Moi la première, dès que mon fils a choisi un doudou favori, je me suis précipitée en acheter 2-3 identiques pour être certains qu’on ne le perde pas.
Malheureusement, c’est grâce aux petites pertes que l’on arrive à se préparer à de grandes pertes : la perte d’un être cher.
Une vision de la société erronée
Auparavant, on évoquait l’existence de deux morts : la vraie et la fausse.
La vraie, le plus souvent vécue à domicile et au sein d’un contexte familial ou de communauté, elle était partagée, éprouvée jusqu’à la cérémonie et bien au-delà. Les tenues de deuil étaient là pour nous rappeler la présence de l’être disparu et cette perte aux yeux de tous.
Désormais comme précédemment évoqué, les rassemblements peuvent être rendus compliqués ou réduits par l’éloignement et l’éclatement des cellules familiales. Les rituels de veillées des corps ont peu à peu disparu de nos habitudes. Les enfants ne sont plus systématiquement conviés aux cérémonies ou à la préparation (cf. article)
La mort s’éloigne de notre quotidien. Le vieillissement de la population entraîne aussi un phénomène important:
désormais nous perdons nos parents lorsque nous sommes nous-mêmes déjà parents. Nous ne savons pas composer avec nos propres pertes et souffrances et nous sommes censés apprendre à nos enfants.
La fausse mort était ces jeux de soldats de plombs, d’indien et cowboy où les enfants d’antan mimaient la mort : Je tombe à terre, Pan, Pan tu bouges plus et le jeu s’arrête.
Les codes de la mort étaient justes et respectés.
Désormais, ces jeux sont remplacés par le virtuel. On parle même désormais de mort virtuelle qui est celle qui occupe tout l’espace médiatique et psychique.
Pour ne prendre que l’exemple de Pokémon, des séries de vampires, de concert holographique,
On ne meurt pas : on évolue, on se transforme voire se sublime (vive les vampires à paillettes de Twilight !!)
On ne disparait pas : on renaît à l’infini comme dans Fortnight, nos avatars sont indestructibles.
J’ai entendu dernièrement une chanson à la radio d’Hélène Ségara et de Joe Dassin. Là aussi je me suis questionnée sur la possibilité que Joe Dassin ait pu, ne serait ce qu’un jour côtoyer Hélène !!
Les codes ne sont plus les bons, tout est réversible et contrôlé.
Quelles sont les risques d’une telle distorsion ?
L’enjeu principale est sur la construction psychologique des enfants et adolescents. Ils ne côtoient plus que rarement la vulnérabilité : nos aïeux ne vivent plus au domicile, le culte de la force et de la beauté prédominent (merci les filtres et une petite dédicace spéciale à Madonna, héroïne de mon adolescence qui sur ses photos désormais est plus jeune que moi !!!).

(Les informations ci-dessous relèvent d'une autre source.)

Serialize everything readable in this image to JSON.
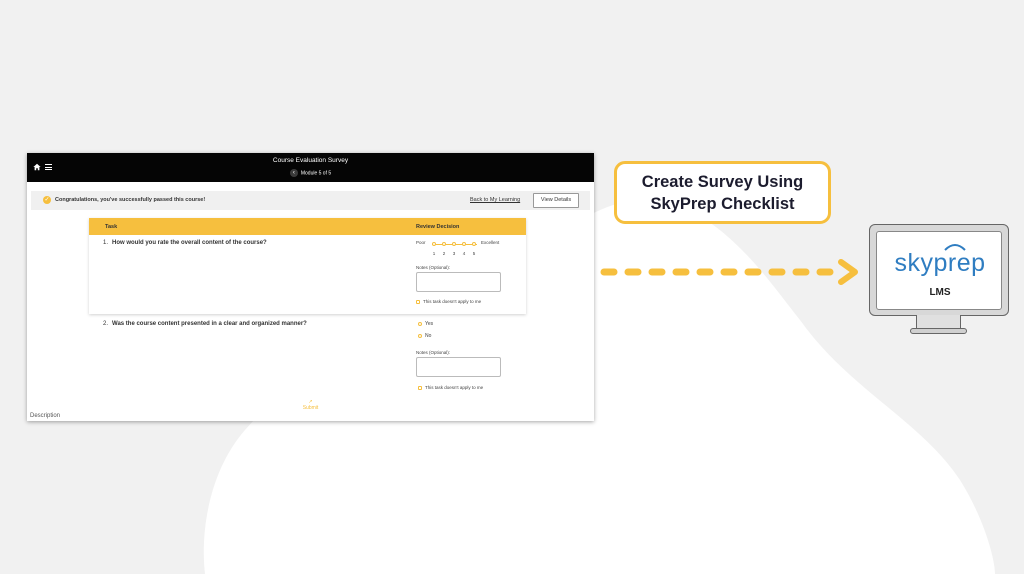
{
  "colors": {
    "accent": "#f6bf3e",
    "topbar": "#050505",
    "brand_blue": "#2f7dc1"
  },
  "app": {
    "title": "Course Evaluation Survey",
    "module": "Module 5 of 5",
    "icons": {
      "home": "home-icon",
      "menu": "hamburger-menu-icon",
      "back": "chevron-left-icon"
    }
  },
  "banner": {
    "message": "Congratulations, you've successfully passed this course!",
    "back_link": "Back to My Learning",
    "view_details": "View Details"
  },
  "table": {
    "col_task": "Task",
    "col_review": "Review Decision"
  },
  "questions": [
    {
      "number": "1.",
      "text": "How would you rate the overall content of the course?",
      "rating": {
        "low_label": "Poor",
        "high_label": "Excellent",
        "scale": [
          "1",
          "2",
          "3",
          "4",
          "5"
        ]
      },
      "notes_label": "Notes (Optional):",
      "na_label": "This task doesn't apply to me"
    },
    {
      "number": "2.",
      "text": "Was the course content presented in a clear and organized manner?",
      "options": [
        "Yes",
        "No"
      ],
      "notes_label": "Notes (Optional):",
      "na_label": "This task doesn't apply to me"
    }
  ],
  "footer": {
    "submit": "Submit",
    "description": "Description"
  },
  "callout": {
    "line1": "Create Survey Using",
    "line2": "SkyPrep Checklist"
  },
  "logo": {
    "brand": "skyprep",
    "product": "LMS"
  }
}
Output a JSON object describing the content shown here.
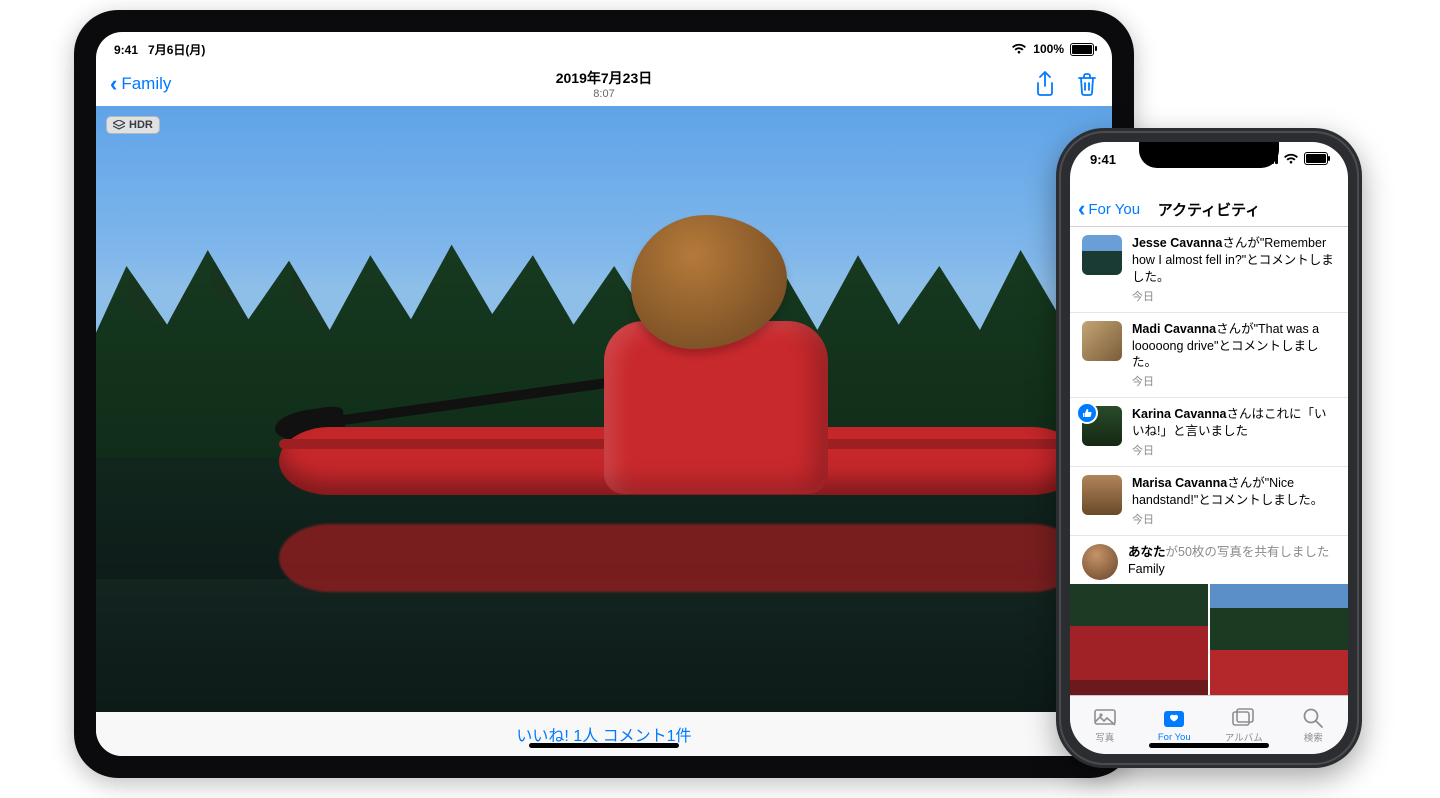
{
  "ipad": {
    "status": {
      "time": "9:41",
      "date": "7月6日(月)",
      "battery": "100%"
    },
    "nav": {
      "back_label": "Family",
      "title_date": "2019年7月23日",
      "title_time": "8:07"
    },
    "photo": {
      "badge": "HDR"
    },
    "footer": {
      "likes_comments": "いいね! 1人 コメント1件"
    }
  },
  "iphone": {
    "status": {
      "time": "9:41"
    },
    "nav": {
      "back_label": "For You",
      "title": "アクティビティ"
    },
    "activity": [
      {
        "name": "Jesse Cavanna",
        "suffix": "さんが\"Remember how I almost fell in?\"とコメントしました。",
        "timestamp": "今日",
        "liked": false,
        "thumb": "t1"
      },
      {
        "name": "Madi Cavanna",
        "suffix": "さんが\"That was a looooong drive\"とコメントしました。",
        "timestamp": "今日",
        "liked": false,
        "thumb": "t2"
      },
      {
        "name": "Karina Cavanna",
        "suffix": "さんはこれに「いいね!」と言いました",
        "timestamp": "今日",
        "liked": true,
        "thumb": "t3"
      },
      {
        "name": "Marisa Cavanna",
        "suffix": "さんが\"Nice handstand!\"とコメントしました。",
        "timestamp": "今日",
        "liked": false,
        "thumb": "t4"
      }
    ],
    "shared": {
      "you": "あなた",
      "suffix": "が50枚の写真を共有しました",
      "album": "Family"
    },
    "tabs": [
      {
        "label": "写真",
        "icon": "photos"
      },
      {
        "label": "For You",
        "icon": "foryou"
      },
      {
        "label": "アルバム",
        "icon": "albums"
      },
      {
        "label": "検索",
        "icon": "search"
      }
    ],
    "active_tab": 1
  }
}
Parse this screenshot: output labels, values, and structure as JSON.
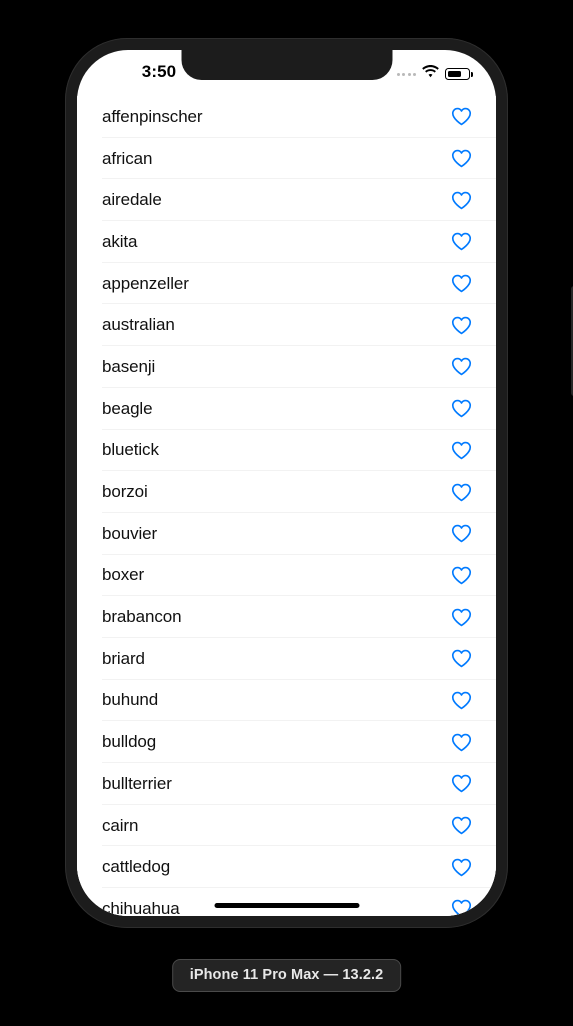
{
  "simulator": {
    "device_caption": "iPhone 11 Pro Max — 13.2.2"
  },
  "status_bar": {
    "time": "3:50",
    "signal_icon": "signal-dots-icon",
    "wifi_icon": "wifi-icon",
    "battery_icon": "battery-icon",
    "battery_level_percent": 70
  },
  "colors": {
    "accent_blue": "#007AFF",
    "row_text": "#111111",
    "divider": "#f2f2f2",
    "screen_background": "#ffffff",
    "frame": "#1c1c1c",
    "page_background": "#000000",
    "badge_background": "#242424",
    "badge_text": "#e8e8e8"
  },
  "list": {
    "favorite_icon": "heart-outline-icon",
    "rows": [
      {
        "label": "affenpinscher",
        "favorited": false
      },
      {
        "label": "african",
        "favorited": false
      },
      {
        "label": "airedale",
        "favorited": false
      },
      {
        "label": "akita",
        "favorited": false
      },
      {
        "label": "appenzeller",
        "favorited": false
      },
      {
        "label": "australian",
        "favorited": false
      },
      {
        "label": "basenji",
        "favorited": false
      },
      {
        "label": "beagle",
        "favorited": false
      },
      {
        "label": "bluetick",
        "favorited": false
      },
      {
        "label": "borzoi",
        "favorited": false
      },
      {
        "label": "bouvier",
        "favorited": false
      },
      {
        "label": "boxer",
        "favorited": false
      },
      {
        "label": "brabancon",
        "favorited": false
      },
      {
        "label": "briard",
        "favorited": false
      },
      {
        "label": "buhund",
        "favorited": false
      },
      {
        "label": "bulldog",
        "favorited": false
      },
      {
        "label": "bullterrier",
        "favorited": false
      },
      {
        "label": "cairn",
        "favorited": false
      },
      {
        "label": "cattledog",
        "favorited": false
      },
      {
        "label": "chihuahua",
        "favorited": false
      }
    ]
  }
}
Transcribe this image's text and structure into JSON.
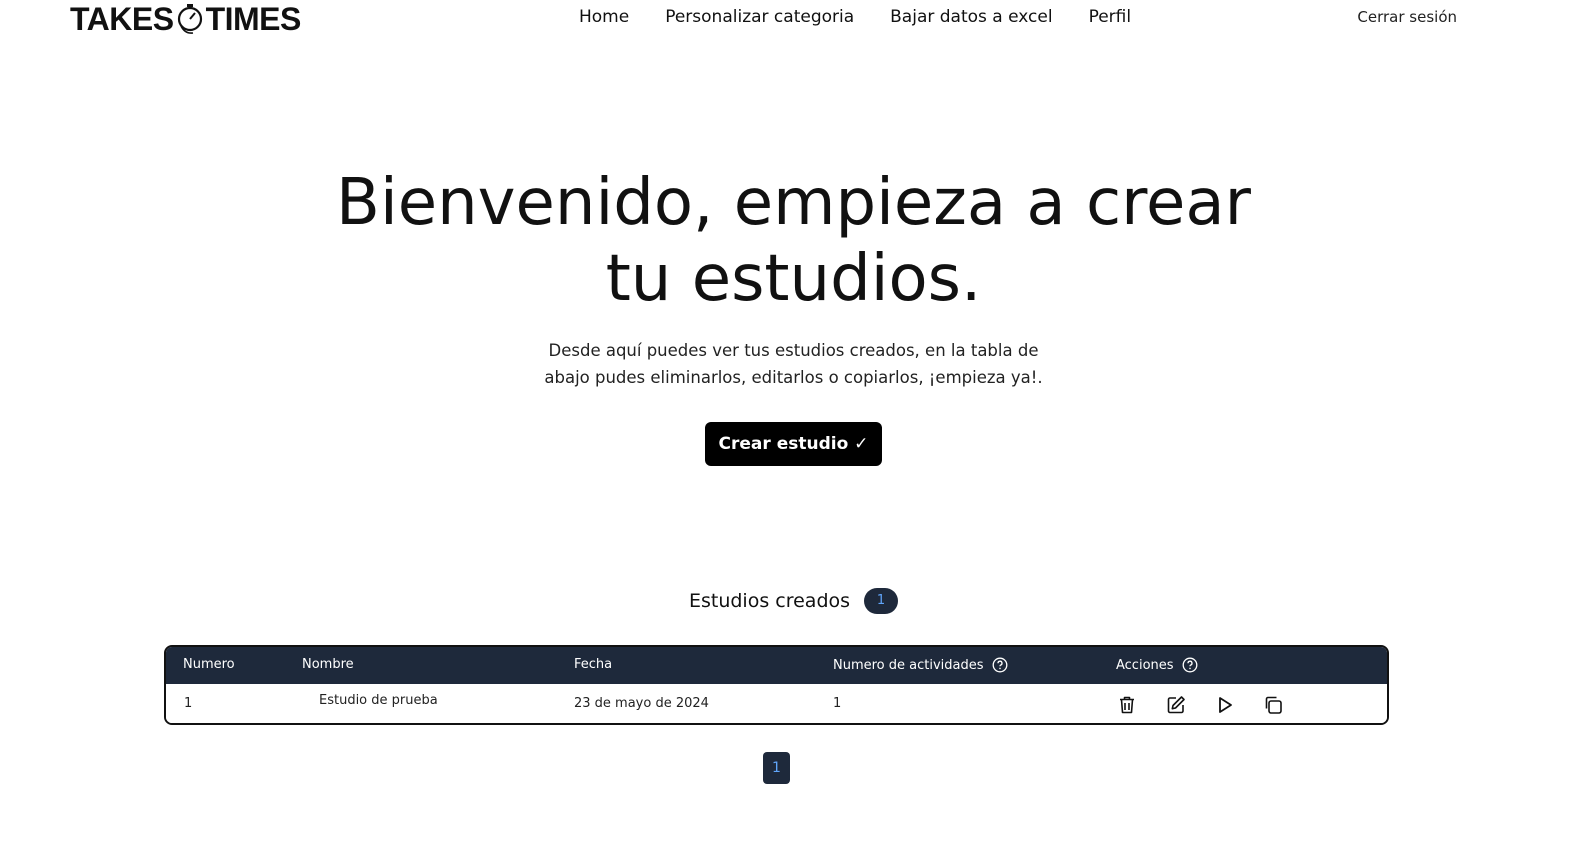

Dans une période fragile (et fragilisé par le contexte sociétal de surcroît), où les enfants sont déjà sans limites dans leur fantasme de toute puissance où tout leur semble accessible. La non-intégration des vrais codes de la mort, engendrent des comportements à risque notamment des jeux testant les limites de plus en plus dangereux et souvent orchestrés par la puissance des réseaux.
Je peux ainsi me retrouver face à des adolescents au sein de mon cabinet, surpris des conséquences malheureusement parfois tragiques de ces jeux, et qui me disent avec une profonde sincérité : « on n’avait pas compris, qu’on pouvait mourir pour de vrai !! »
Cela peut sembler stupide mais je ne serai pas aussi catégorique, ceci révèle surtout d’une profonde ignorance.
Ignorance qui possède un prix trop élevé pour qu’on la laisse perdurer.
Conclusion
S’il y a encore quelque temps, je vous aurai simplement recommandé de parler à vos enfants. Dans le contexte actuel hautement chahuté et anxiogène, je crains que cela devienne véritablement incontournable.
N’hésitez pas cependant à vous faire aider par un professionnel, nous avons tous nos limites à respecter, soyons doux et indulgents avec nous même, on ne nous a pas forcément appris à le faire.
Vous trouverez des articles sur comment parler de la mort, comment répondre à la question : Pourquoi meurt-on ? sur cette page.
Et le soutien de conte comme Le bateau pirate du Capitaine Édouard est un merveilleux support pour alléger cette difficile discussion en offrant un outil pratique et des guides de discussion.
Mais n’oubliez pas que la complicité et la confiance qui se construisent durant ces échanges parents-enfants sont des acquis que l’on conserve pour la vie.